2. The target shard cleans dirty data (if necessary)
o If data in the chunk range exists on the target shard, this indicates a failed migration has produced dirty data. This data must be erased before continuing.
3. The target shard sends the _migrateClone command to the source shard, to read all documents in the chunk range and write them to the local device. This migrates all chunk data. After migration is completed, it updates its status to STEADY, indicating all data have been migrated.
4. The source shard will continuously call and query the migration status on the target shard to see if the status is STEADY. If it is STEADY, the source shard ceases write operation (by adding a mutually exclusive write lock to the collection). Then, it sends the _recvChunkCommit command to tell the target shard that it will not write new data.
5. The target shard's migration thread continuously sends the _transferMods command to the source shard to read the incremental modifications during the migration process and apply them locally. After the completion of incremental migration, the target shard confirms the _recvChunkCommit result with the source shard.

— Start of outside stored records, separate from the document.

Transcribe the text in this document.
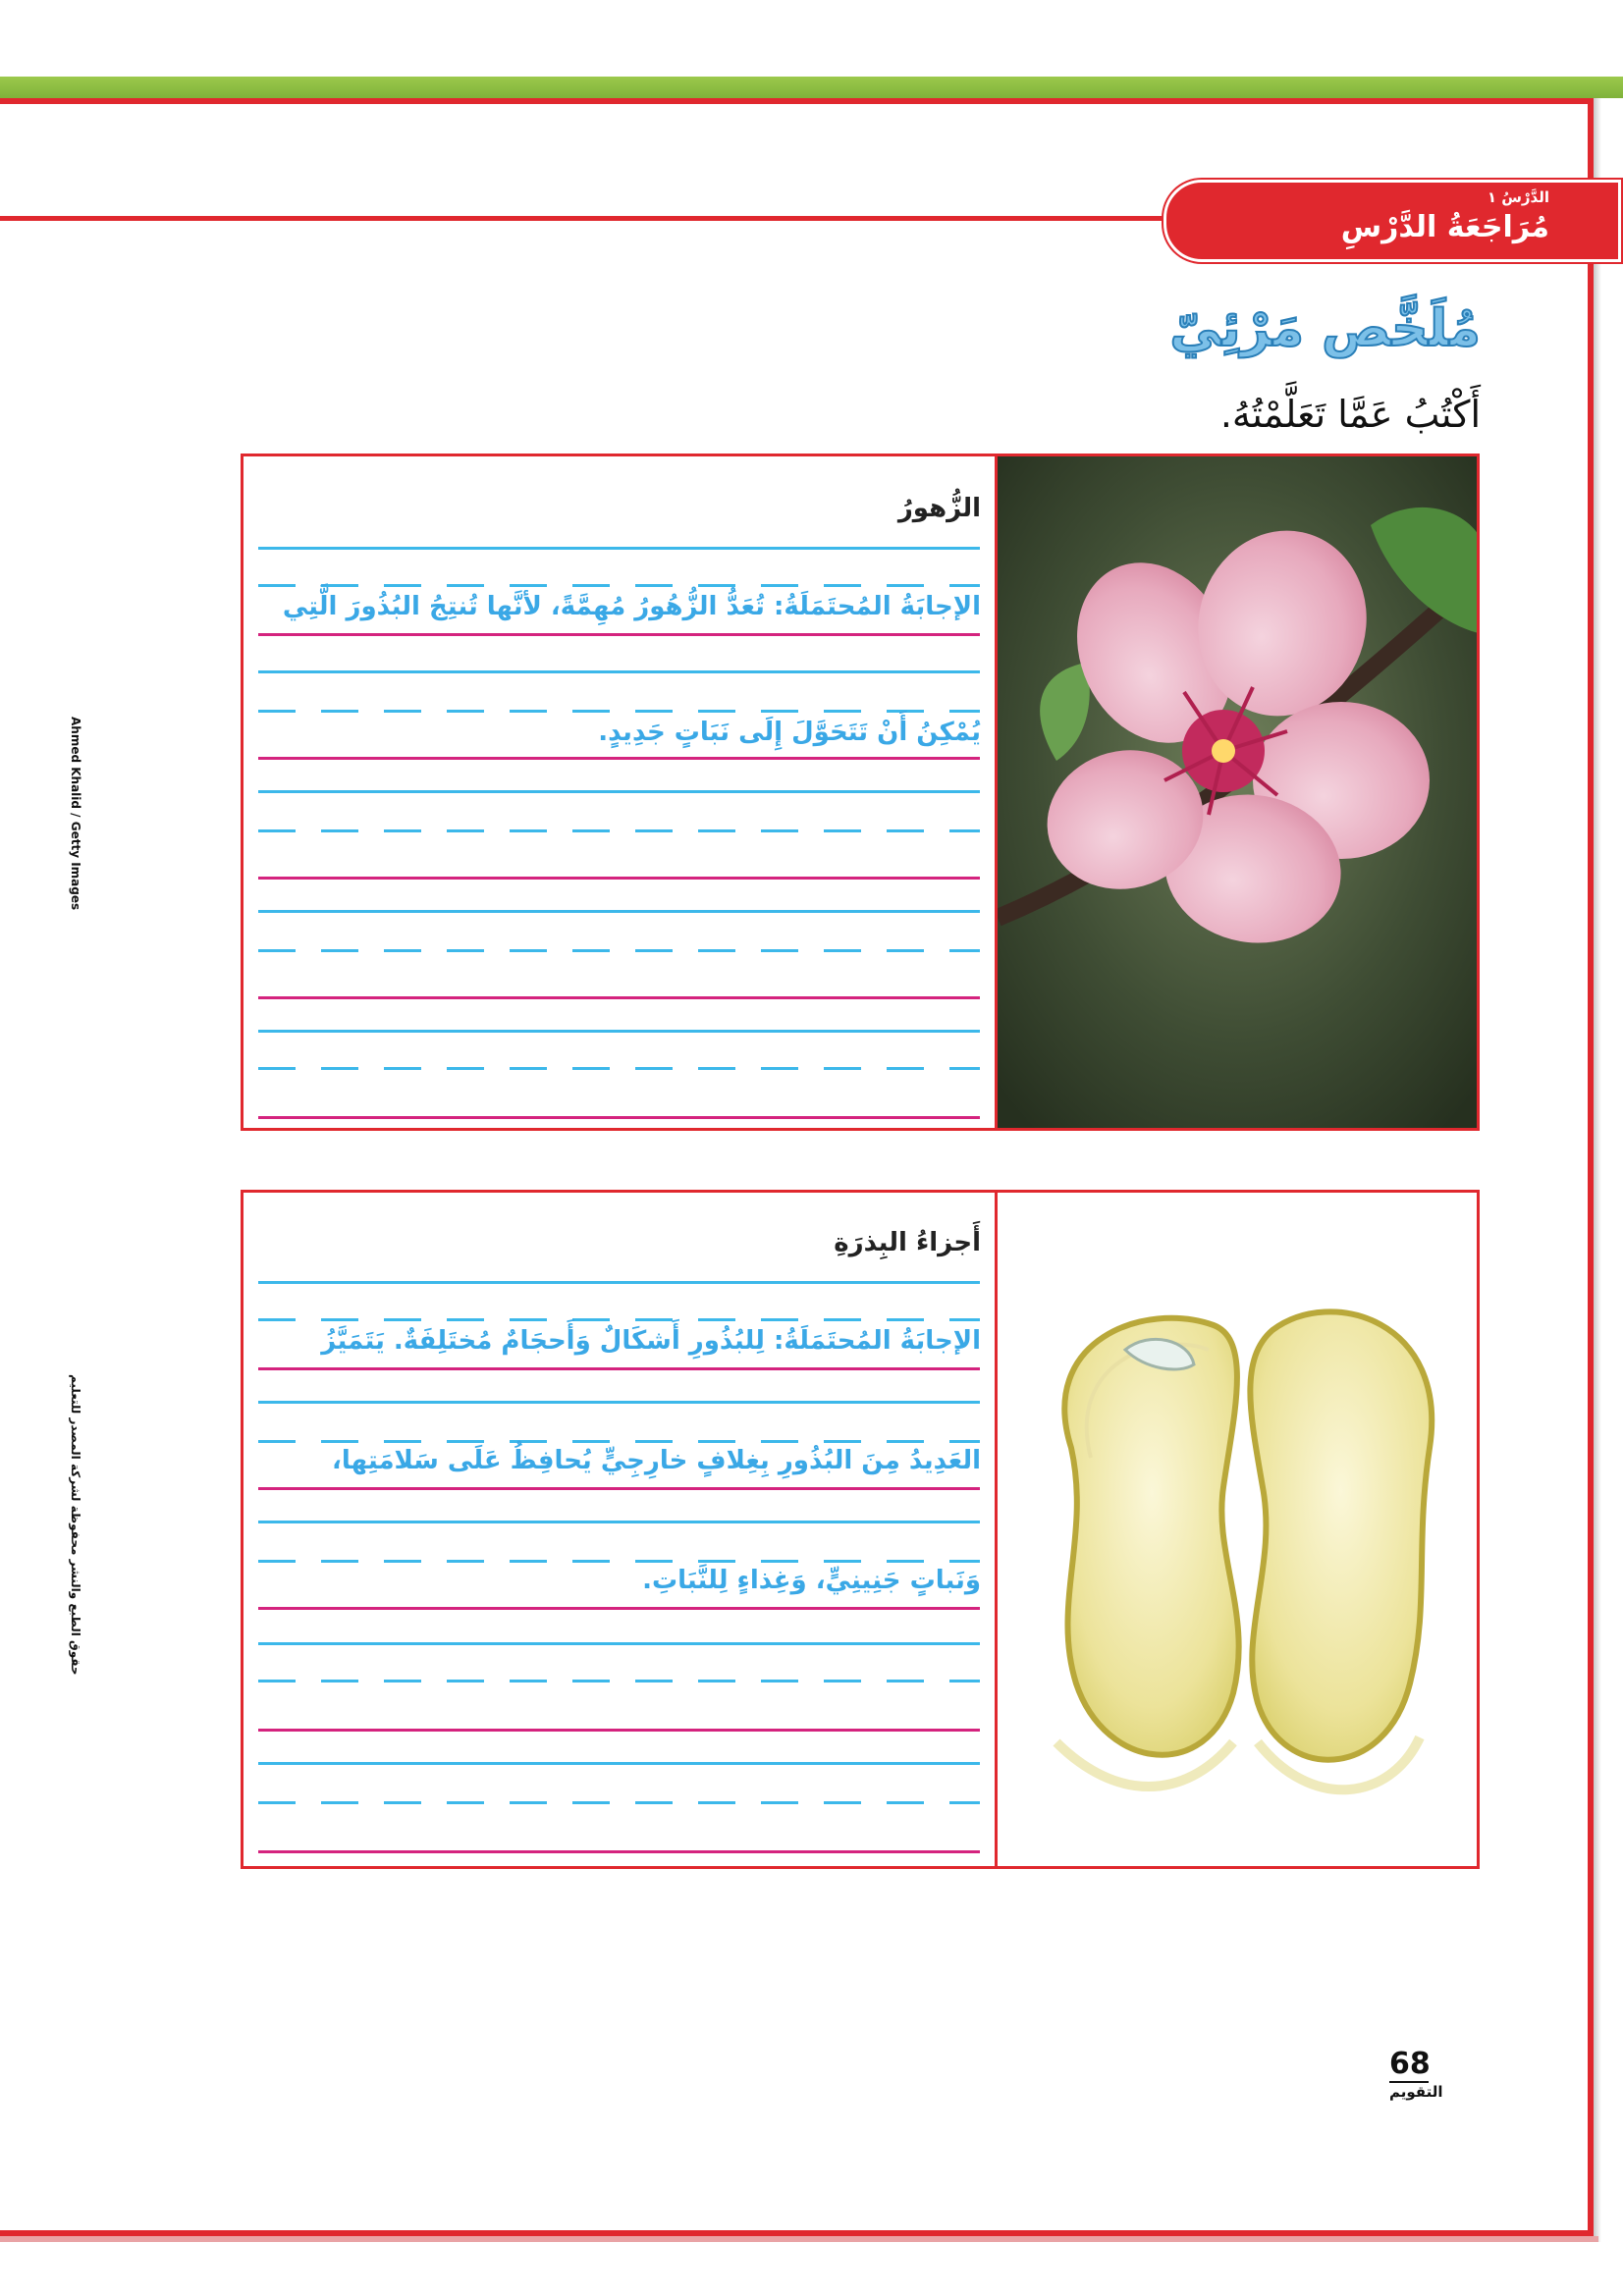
الدَّرْسُ ١
مُرَاجَعَةُ الدَّرْسِ
مُلَخَّص مَرْئِيّ
أَكْتُبُ عَمَّا تَعَلَّمْتُهُ.
الزُّهورُ
الإجابَةُ المُحتَمَلَةُ: تُعَدُّ الزُّهُورُ مُهِمَّةً، لأنَّها تُنتِجُ البُذُورَ الَّتِي
يُمْكِنُ أَنْ تَتَحَوَّلَ إِلَى نَبَاتٍ جَدِيدٍ.
أَجزاءُ البِذرَةِ
الإجابَةُ المُحتَمَلَةُ: لِلبُذُورِ أَشكَالٌ وَأَحجَامٌ مُختَلِفَةٌ. يَتَمَيَّزُ
العَدِيدُ مِنَ البُذُورِ بِغِلافٍ خارِجِيٍّ يُحافِظُ عَلَى سَلامَتِها،
وَنَباتٍ جَنِينِيٍّ، وَغِذاءٍ لِلنَّبَاتِ.
Ahmed Khalid / Getty Images
حقوق الطبع والنشر محفوظة لشركة المصدر للتعليم
68
التقويم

6. Finally, the source shard receives the _recvChunkCommit result, completing the migration process.
Step 4: The source shard updates config server metadata.
Upon the completion of data migration, the source shard updates the shard corresponding to the chunk to the config server and the chunk version. In this way, mongos discovers that the local version is lower and proactively reloads the metadata.
Step 5: The source shard deletes the chunk data.
After the chunk is migrated to the target shard, the source chunk no longer needs to be retained, so the source shard deletes the chunk data. Normally, the source shard adds the delete operation to the queue for asynchronous deletion. However, during the moveChunk process, if the _waitForDelete parameter is set to true, it performs synchronous deletion and then returns the result.
2016-09-28 11:35:47 update
Once the source shard queries the target shard and sees it is in the STEADY status, the source shard will go to the critical area and write operations are queuing on the source shard. After the migration completes, the queued write operations will continue to be executed. However, since the chunk version has been updated, this tells the client that its version is too low. Then, the client will read the configuration from the config server again. At this time, the chunk in the obtained route information will be on the target shard, so the write operations will be sent to the target shard.
Conclusion
This article gives a brief introduction to the chunk migration process. Chunk migration is affected by the balancer policy, chunkSize, and other factors. The next part of this series will introduce O&M management related to migration for better management of MongoDB sharded clusters.